By Kevin Flanagan
BSD Staff Writer
The mediocre – and that is being generous – start for your Boston Red Sox cannot really be classified as a surprise to anyone who took a good look at the roster general manager Ben Cherington assembled in the off season. Built more like a fantasy team than an actual contender – where the value is placed on offense, and pitching and defense are virtual afterthoughts – it is not a surprise that they have played like the “throw it against the wall and see what sticks” group that they actually are.
Pretty much anyone who knew anything about baseball was left with their jaws hanging wide open when the Red Sox were listed as favorites – the well-known sports book Bovada had only four teams (The Los Angeles Dodgers, Washington Nationals, Los Angeles Angels, and St. Louis Cardinals) in MLB winning more games than the Sox entering the season – to win the American League East to start the season, and they were listed as 12-1 to win the World Series entering April. Of course reality set in after the three fifths of the starting rotation struggled to make it through three innings four of the first five turns through the rotation, and the bullpen was beat up more than a piñata full of candy at a five year old’s birthday party as a result.

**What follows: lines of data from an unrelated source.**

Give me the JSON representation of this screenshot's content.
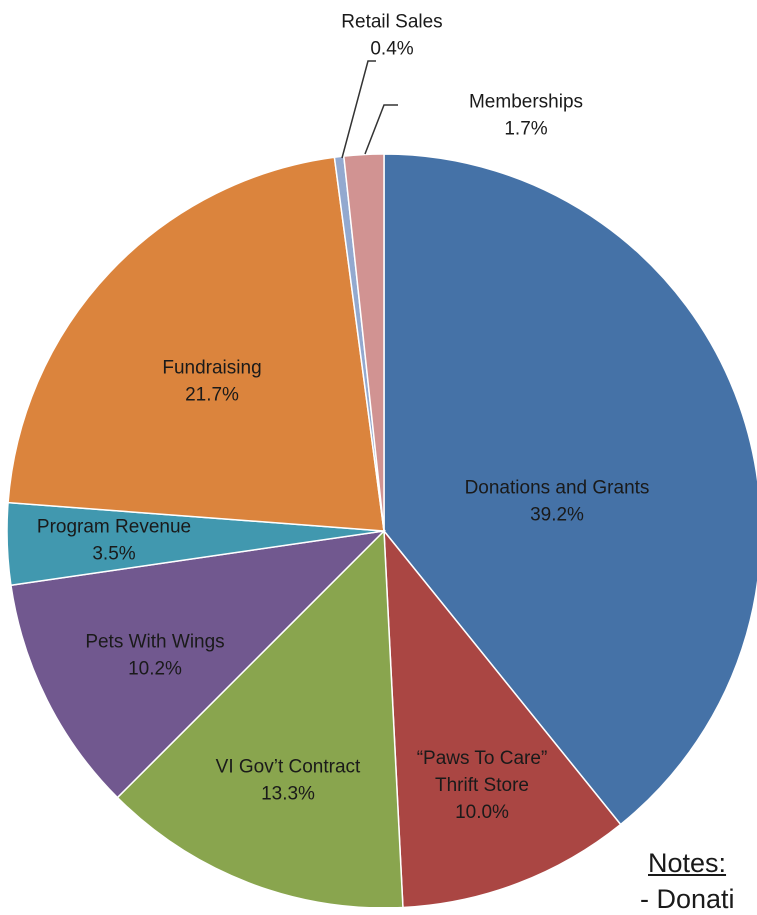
{
  "chart_data": {
    "type": "pie",
    "slices": [
      {
        "label": "Donations and Grants",
        "lines": [
          "Donations and Grants"
        ],
        "value": 39.2,
        "display": "39.2%",
        "color": "#4572A7"
      },
      {
        "label": "“Paws To Care” Thrift Store",
        "lines": [
          "“Paws To Care”",
          "Thrift Store"
        ],
        "value": 10.0,
        "display": "10.0%",
        "color": "#AA4643"
      },
      {
        "label": "VI Gov’t Contract",
        "lines": [
          "VI Gov’t Contract"
        ],
        "value": 13.3,
        "display": "13.3%",
        "color": "#89A54E"
      },
      {
        "label": "Pets With Wings",
        "lines": [
          "Pets With Wings"
        ],
        "value": 10.2,
        "display": "10.2%",
        "color": "#71588F"
      },
      {
        "label": "Program Revenue",
        "lines": [
          "Program Revenue"
        ],
        "value": 3.5,
        "display": "3.5%",
        "color": "#4198AF"
      },
      {
        "label": "Fundraising",
        "lines": [
          "Fundraising"
        ],
        "value": 21.7,
        "display": "21.7%",
        "color": "#DB843D"
      },
      {
        "label": "Retail Sales",
        "lines": [
          "Retail Sales"
        ],
        "value": 0.4,
        "display": "0.4%",
        "color": "#93A9CF"
      },
      {
        "label": "Memberships",
        "lines": [
          "Memberships"
        ],
        "value": 1.7,
        "display": "1.7%",
        "color": "#D19392"
      }
    ]
  },
  "notes": {
    "heading": "Notes:",
    "line1": "- Donati"
  }
}
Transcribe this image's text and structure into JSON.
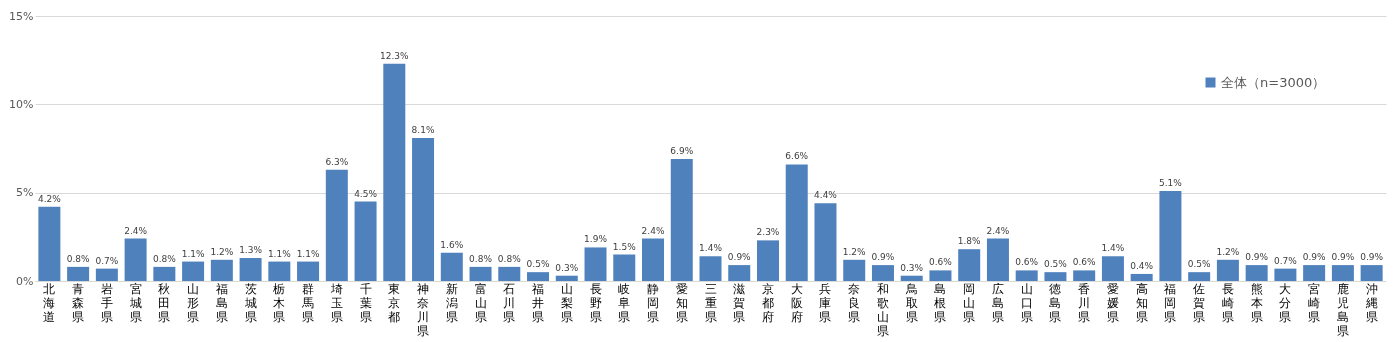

And while the construction of the pitching staff will likely be a topic of conversation up until the trading deadline – assuming there is not a repeat of what has happened two of the last three years to the Olde Towne Team, and they are still viable come the last week of July – the curious case of Rusney Castillo remains one of the most head scratching moves made by the Sox GM.
Signed in August of last year and quickly dubbed the center fielder of the future, Castillo’s limited time with the Red Sox organization has been a bit of an enigma. Clearly talented and exciting when he is on the field – at times it has seemed as if “Rusney Castillo” was really the term used in Cuba for “cannot stay healthy” – the $72.5 million-dollar man has barely been seen with the big club. In what was likely a club driven oblique issue to start spring training in order to acquiesce to manager John Farrell’s desire to give veteran Shane Victorino every opportunity to be the everyday right fielder after Mookie Betts played his way into the spot thought to be Castillo’s last summer; the Sox slowed his progression to start spring training. Ever since then, it has been a medical speed bump, after speed bump, for Rusney to finally make it to Boston, and fill his once assumed spot on the big-league roster.
Now that the club has shown itself to be pretty much a lifeless bunch of miscast members of a middling team, wouldn’t the spark from what was supposed to be the Cuban version of Ron Gant last August, be exactly what Cherington’s team needs as he scrabbles to find starting pitching on the fly? On a roster that, quite frankly, is unlikable/disinteresting once you get past Dustin Pedroia, David Ortiz, and Pablo Sandoval, wouldn’t the injection of excitement that Castillo could bring to the team be just what this club is desperately in need of?
If not now, then when? Is the Punch and Judy bat, and just above adequate defense of Daniel Nava so valuable that the guy you signed for seven years, and $72.5 million should continue to toil in Pawtucket? Shouldn’t the Red Sox be the recipient of the production of the richest 27-year-old prospect in baseball – assuming he can stay upright for more than a week – than the PawSox?
Castillo – who hit his first two home runs of the year and drove in four last night in Pawtucket – is perhaps the most glaring piece of evidence of the haphazard way Ben Cherington went about building this ballclub. When his team was headed to their second last-place finish in three years last summer, he went and signed the shiniest bauble available, and now he has no place to hang it.
Instead of signing Jon Lester last year when he had the chance to do so at a discounted rate, or trading for a top-end arm in the off season, he overpaid for a broken-down Justin Masterson, and went to the discount rack for Wade Miley to build what has proven to be a below average starting staff.
It is not even Memorial Day yet, and the Red Sox are again teetering on the edge of obscurity. Inconsistencies on offense and the pitching staff are once again threatening to drive the fan base away before the Fourth of July.
Castillo may not be the answer the Red Sox need to cure all that ails them, but he might just be enough of a distraction to keep an ambivalent audience at least somewhat entertained.
It is becoming clear that Ben Cherington fell short in building the contender that so many in Red Sox Nation were hoping for after such a miserable winter. If the Sox GM still harbors hopes of turning the season around for his poorly put together club, the first move he should make is calling up Castillo.